Last week the Web’s three leading search companies – Google, Microsoft and Yahoo! – announced a new structured data collaboration called Schema.org. It includes more than 100 new types of website markup for content like movies, music, organizations, TV shows, products, places and more. The stated aim of Schema.org is to “improve the display of search results, making it easier for people to find the right web pages.”
However, is this collaboration routing around existing web standards, as promoted by the governing web body the World Wide Web Consortium (W3C)? Since the news was announced, we’ve discovered that the W3C was not consulted about Schema.org. And given that Google dominates the search market, should we be worried that Google will control a substantial part of the markup used on webpages if – as expected – Schema.org gets significant take-up? Here’s why the alarm bell should be rung…
Firstly, for big picture context, this situation is somewhat reminiscent of the Microsoft land grab in the dot com era of the Web. Remember when Microsoft controlled the browser market and was able to dictate how webpages were marked up? Webmasters and developers were forced to use markup that catered to Microsoft’s Internet Explorer browser. Schema.org may well be leading down the same path, with webmasters and developers having to use Schema.org markup in order to get their webpages ranked highly in the major search engines.
Specifically, here are the two main issues about Schema.org which leads us to suspect this is a land grab:
1) The 3 companies – Google, Microsoft and Yahoo! – write the schemas and host them centrally.

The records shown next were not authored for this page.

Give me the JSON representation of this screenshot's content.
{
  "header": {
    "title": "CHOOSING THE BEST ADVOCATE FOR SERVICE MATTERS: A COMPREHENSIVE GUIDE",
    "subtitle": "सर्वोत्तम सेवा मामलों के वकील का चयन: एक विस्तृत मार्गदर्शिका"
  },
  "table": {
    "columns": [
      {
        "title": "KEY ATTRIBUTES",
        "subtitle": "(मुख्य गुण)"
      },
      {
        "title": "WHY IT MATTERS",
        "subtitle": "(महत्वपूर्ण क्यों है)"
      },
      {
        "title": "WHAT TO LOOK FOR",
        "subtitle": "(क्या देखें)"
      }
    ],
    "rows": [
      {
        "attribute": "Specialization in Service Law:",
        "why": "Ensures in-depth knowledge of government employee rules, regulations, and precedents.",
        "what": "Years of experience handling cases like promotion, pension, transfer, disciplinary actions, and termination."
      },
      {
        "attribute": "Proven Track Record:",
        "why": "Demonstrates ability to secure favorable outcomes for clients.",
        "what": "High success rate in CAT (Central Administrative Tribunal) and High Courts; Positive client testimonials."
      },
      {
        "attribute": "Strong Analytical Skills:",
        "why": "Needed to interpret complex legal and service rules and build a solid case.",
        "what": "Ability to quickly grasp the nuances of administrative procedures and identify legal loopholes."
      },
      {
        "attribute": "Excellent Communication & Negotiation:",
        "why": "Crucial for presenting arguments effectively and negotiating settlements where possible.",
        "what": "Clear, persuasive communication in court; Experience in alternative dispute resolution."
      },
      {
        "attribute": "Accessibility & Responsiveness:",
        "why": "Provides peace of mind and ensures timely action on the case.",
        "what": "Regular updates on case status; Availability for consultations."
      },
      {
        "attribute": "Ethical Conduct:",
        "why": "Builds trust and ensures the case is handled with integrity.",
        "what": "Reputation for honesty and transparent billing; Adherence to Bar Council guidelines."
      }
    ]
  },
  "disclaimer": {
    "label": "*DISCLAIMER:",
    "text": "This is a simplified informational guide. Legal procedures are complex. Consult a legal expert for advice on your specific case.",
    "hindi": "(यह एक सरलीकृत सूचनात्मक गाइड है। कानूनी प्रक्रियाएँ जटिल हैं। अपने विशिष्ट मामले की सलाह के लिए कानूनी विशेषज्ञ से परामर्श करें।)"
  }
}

These schemas sometimes directly compete with existing open standards – such as the e-commerce markup standard GoodRelations, which has been receiving solid take-up from the likes of Best Buy. Update: Martin Hepp, creator and lead developer of GoodRelations, replied in the comments that “Google and Yahoo have confirmed that they will continue to support GoodRelations in RDFa for product and offer information.”
2) Whereas open standards like GoodRelations use RDFa (a simpler version of RDF, the main markup of the W3C-sponsored Semantic Web), the Schema.org markup will use Microdata – which is a spec written by Google.
RDFa Adoption Will Suffer
Schema.org will certainly lead to a decrease in RDFa usage, which ultimately hurts the W3C’s long-running push towards the Semantic Web – that is, a Web with added meaning and structure.
Over the past year, RDFa received significant take-up from large companies like Facebook and Best Buy. It’s particularly notable that Facebook used RDFa in its Open Graph protocol. Facebook is Google’s main competitor in the social Web, so Schema.org could also be viewed as a competitive move by Google against Facebook.
Simply put, the argument here is that Schema.org is a strong push by Google (and less so Microsoft and Yahoo!) to be in centralized control of key aspects of Web markup – at the expense of W3C open standards. As Web data becomes more and more structured, we have to question any moves by a large, influential company that may put it in a position of control over that data.
Indeed, last year we raised the same questions about Facebook’s Open Graph. Because although Facebook used RDFa, they used their own custom version of it. Despite this, both Facebook and the W3C argued that the Open Graph would actually help the adoption of RDFa.
Why Did Schema.org Choose Microdata Over RDFa?
ReadWriteWeb has learned of rumors that Yahoo! wanted RDFa to be a core component of Schema.org, but that Google and Microsoft insisted on Microdata. Why is that?
Microdata is the markup specification written by Google on which Schema.org is based. It’s similar to RDFa, in that it adds semantics to HTML in order to provide more structure to Web markup.
Google explained the Schema.org decision to use Microdata over RDFa on a Google Webmaster Central help page:
“Historically, we’ve supported three different standards for structured data markup: microdata, microformats, and RDFa. Instead of having webmasters decide between competing formats, we’ve decided to focus on just one format for schema.org. In addition, a single format will improve consistency across search engines relying on the data. There are arguments to be made for preferring any of the existing standards, but we’ve found that microdata strikes a balance between the extensibility of RDFa and the simplicity of microformats, so this is the format that we’ve gone with.”
That explanation makes logical and business sense, but even so we have to ask why Google, Microsoft and Yahoo! chose to route around the W3C supported standard of RDFa.
There is some politics happening here, because Microdata is sponsored by a non-W3C work group called Web Hypertext Application Technology Working Group (WHATWG), which was formed in 2004 in response to the perceived slow development of web standards at W3C.
Is This a Land Grab by Google? You Tell Us…
Regardless of the politics, there is a real danger that Google in particular will come to control a significant part of Web markup through Schema.org.
While it is a positive sign that the major search companies are pushing for more structured data, the big question is about control. Why isn’t Schema.org using RDFa, the W3C open standard, as the base for its schemas? Does Google now have too much influence over the future of structured data? We’d love to hear your thoughts about these important issues regarding the future of the Web.